Duncan Miller Gallery, Los Angeles, CA in 2025-2026
Porto Vecchio, Trieste, Italy in 2025
Mary Cosgrove Dolphin Gallery, Worcester, MA in 2025
Griffin Museum of Photography, Winchester, MA in 2025
The Palace National Gallery, Sofia, Bulgaria in 2025
Mart Gallery in Yekaterinburg, Russia in 2025
ArtsWorcester Gallery in Worcester, MA, USA in 2025
Hopkinton Center for the Arts in Hopkinton, MA, USA in 2024
I will disguise myself as you
The sudden and unwanted emigration wrenched me from the calm and comfortable life of a middle-aged architect into the one of an exile in a new land, where I turned to photography as a way of holding my family together, of inventing possibilities for new ways of existence.
I began constructing a private, fairy-tale world, which only my two daughters have access to. The world where the boundaries of possibility dissolve, identity, reality, and imagination become blurred, the feminine fantasyland sprung from the bedtime tales mothers weave for their children. We are playing with folk tales archetypes, haunted, mystical, grotesque, yet the characters and scenes do not replicate any existing stories, our fairytale is still untold.
My daughters and I grew up on old Russian fairytales, which are filled with mystery, often frightening, and saturated with the darker undercurrents of human nature. This dark mystery seems to linger in the edges of the project’s photographs, offering a spectral frame to the visual narrative. The deliberately unhidden elements of a makeshift, low-budget photo studio introduce a Barthesian “third meaning” into the series.
This work is my means of coping with the despondency and fear of emigration and an opportunity to share play with my daughters and leave them with lasting memories of the time we spent together during this difficult chapter of our lives. This is my reflection on motherhood, female identity, vulnerability, and the fragile boundary between reality and dream.
"We are proud to present the Diploma Award to Mari Saxon, whose staged photography evokes a haunting visual narrative that oscillates between memory, performance, and inner myth.

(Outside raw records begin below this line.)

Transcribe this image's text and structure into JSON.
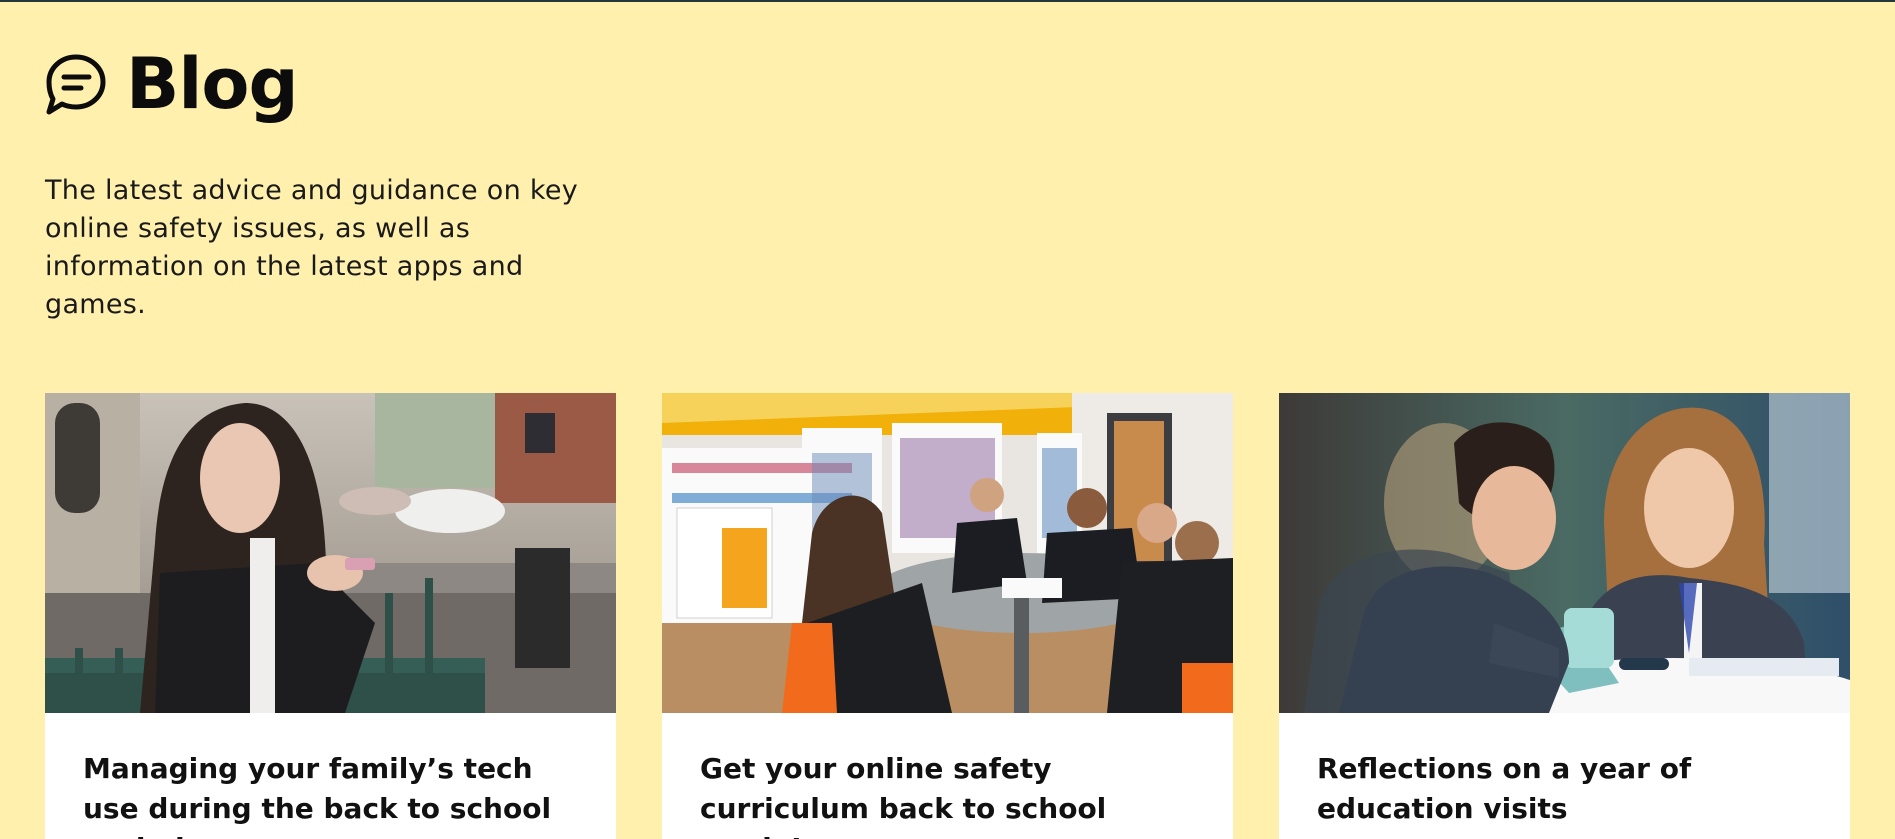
{
  "page": {
    "title": "Blog",
    "intro": "The latest advice and guidance on key online safety issues, as well as information on the latest apps and games.",
    "title_icon": "speech-bubble-icon"
  },
  "colors": {
    "background": "#fff0ae",
    "card": "#ffffff",
    "text": "#111111"
  },
  "cards": [
    {
      "title": "Managing your family’s tech use during the back to school period",
      "image": "girl-using-phone-by-railing"
    },
    {
      "title": "Get your online safety curriculum back to school ready!",
      "image": "students-at-library-table"
    },
    {
      "title": "Reflections on a year of education visits",
      "image": "pupils-writing-at-desk"
    }
  ]
}
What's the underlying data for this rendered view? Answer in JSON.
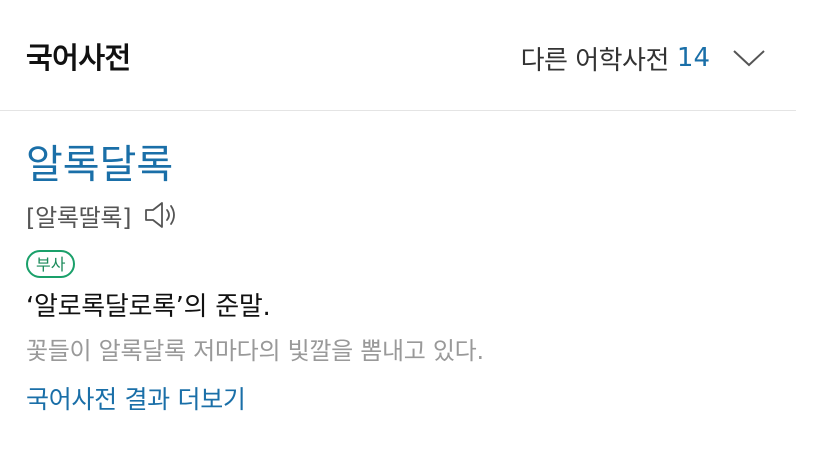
{
  "header": {
    "title": "국어사전",
    "other_dicts_label": "다른 어학사전",
    "other_dicts_count": "14",
    "chevron_icon": "chevron-down-icon"
  },
  "entry": {
    "headword": "알록달록",
    "pronunciation": "[알록딸록]",
    "speaker_icon": "speaker-icon",
    "part_of_speech": "부사",
    "definition": "‘알로록달로록’의 준말.",
    "example": "꽃들이 알록달록 저마다의 빛깔을 뽐내고 있다."
  },
  "footer": {
    "more_link": "국어사전 결과 더보기"
  },
  "colors": {
    "link_blue": "#1a6fa8",
    "badge_green": "#1aa06a",
    "example_gray": "#999999"
  }
}
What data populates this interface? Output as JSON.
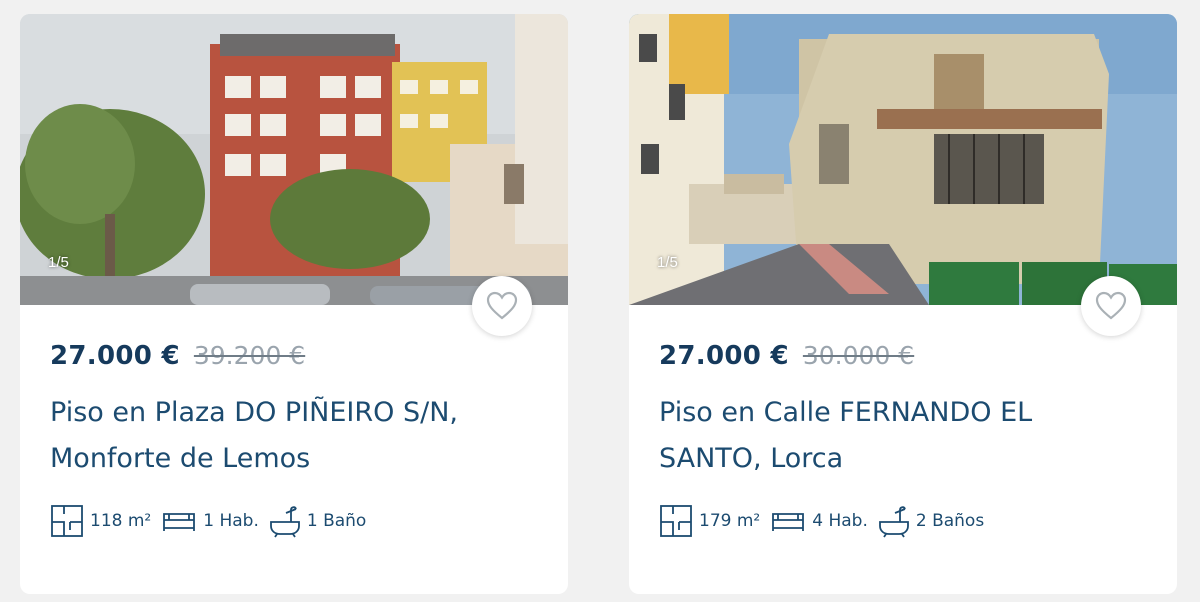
{
  "listings": [
    {
      "photo_counter": "1/5",
      "price": "27.000 €",
      "old_price": "39.200 €",
      "title": "Piso en Plaza DO PIÑEIRO S/N, Monforte de Lemos",
      "features": {
        "area": "118 m²",
        "rooms": "1 Hab.",
        "baths": "1 Baño"
      },
      "icons": [
        "floorplan-icon",
        "bed-icon",
        "bathtub-icon",
        "heart-outline-icon"
      ]
    },
    {
      "photo_counter": "1/5",
      "price": "27.000 €",
      "old_price": "30.000 €",
      "title": "Piso en Calle FERNANDO EL SANTO, Lorca",
      "features": {
        "area": "179 m²",
        "rooms": "4 Hab.",
        "baths": "2 Baños"
      },
      "icons": [
        "floorplan-icon",
        "bed-icon",
        "bathtub-icon",
        "heart-outline-icon"
      ]
    }
  ],
  "colors": {
    "price": "#163a5c",
    "title": "#1c4b70",
    "old_price": "#9aa4ad",
    "background": "#f1f1f1"
  }
}
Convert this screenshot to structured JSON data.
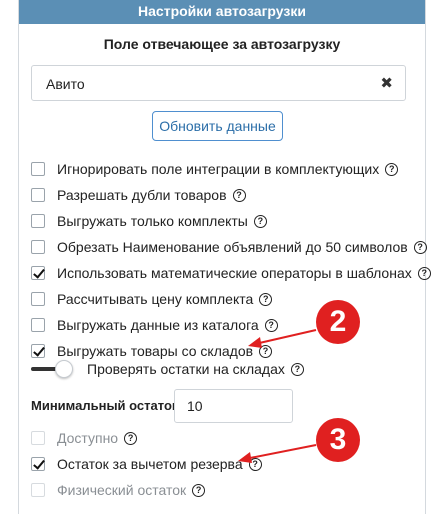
{
  "header": {
    "title": "Настройки автозагрузки"
  },
  "field": {
    "title": "Поле отвечающее за автозагрузку",
    "value": "Авито"
  },
  "refresh_button": {
    "label": "Обновить данные"
  },
  "options": [
    {
      "label": "Игнорировать поле интеграции в комплектующих",
      "checked": false
    },
    {
      "label": "Разрешать дубли товаров",
      "checked": false
    },
    {
      "label": "Выгружать только комплекты",
      "checked": false
    },
    {
      "label": "Обрезать Наименование объявлений до 50 символов",
      "checked": false
    },
    {
      "label": "Использовать математические операторы в шаблонах",
      "checked": true
    },
    {
      "label": "Рассчитывать цену комплекта",
      "checked": false
    },
    {
      "label": "Выгружать данные из каталога",
      "checked": false
    },
    {
      "label": "Выгружать товары со складов",
      "checked": true
    }
  ],
  "stock_toggle": {
    "label": "Проверять остатки на складах",
    "on": false
  },
  "min_stock": {
    "label": "Минимальный остаток",
    "value": "10"
  },
  "stock_options": [
    {
      "label": "Доступно",
      "checked": false,
      "disabled": true
    },
    {
      "label": "Остаток за вычетом резерва",
      "checked": true,
      "disabled": false
    },
    {
      "label": "Физический остаток",
      "checked": false,
      "disabled": true
    }
  ],
  "markers": [
    "2",
    "3"
  ],
  "colors": {
    "header": "#5b8fb5",
    "button_border": "#4f8fcf",
    "marker": "#e02020"
  }
}
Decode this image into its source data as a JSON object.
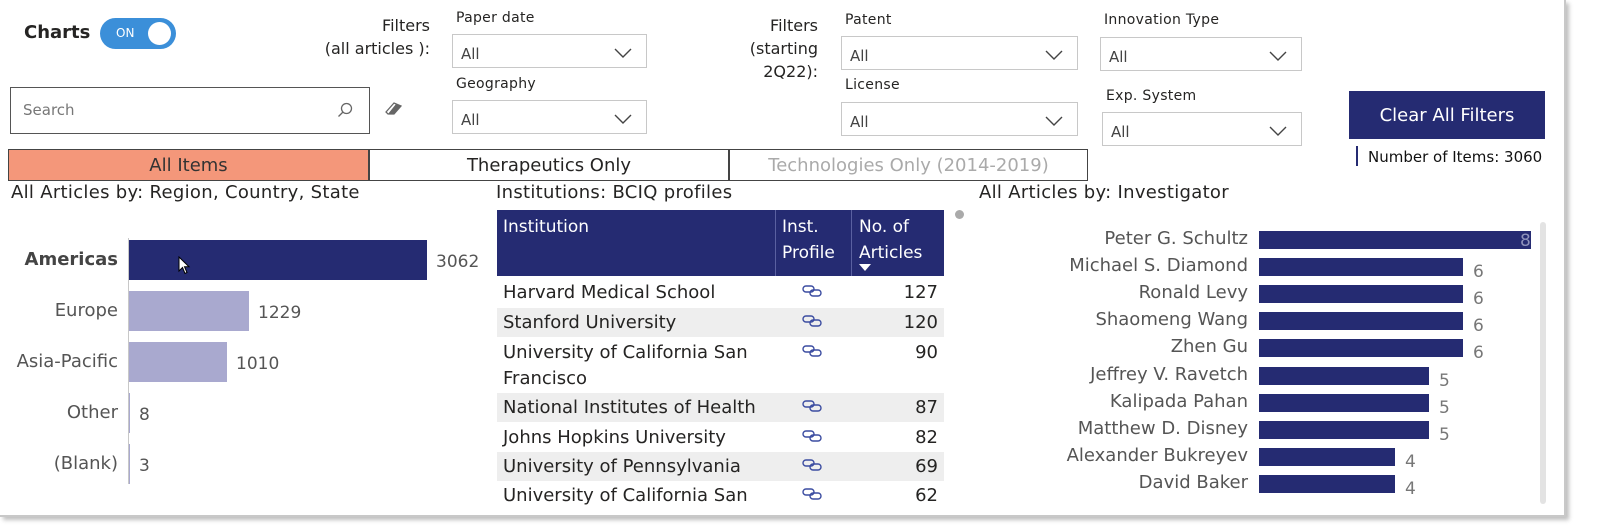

Her series immerses us in carefully constructed domestic scenes where the theatrical and the surreal coexist. Through uncanny juxtapositions of body parts, ritual-like gestures, and painterly lighting, the photographs explore female identity, vulnerability, and the blurred line between reality and dream.
Thank you, Mari, for turning interiors into spaces of tension, transformation, and visual poetry."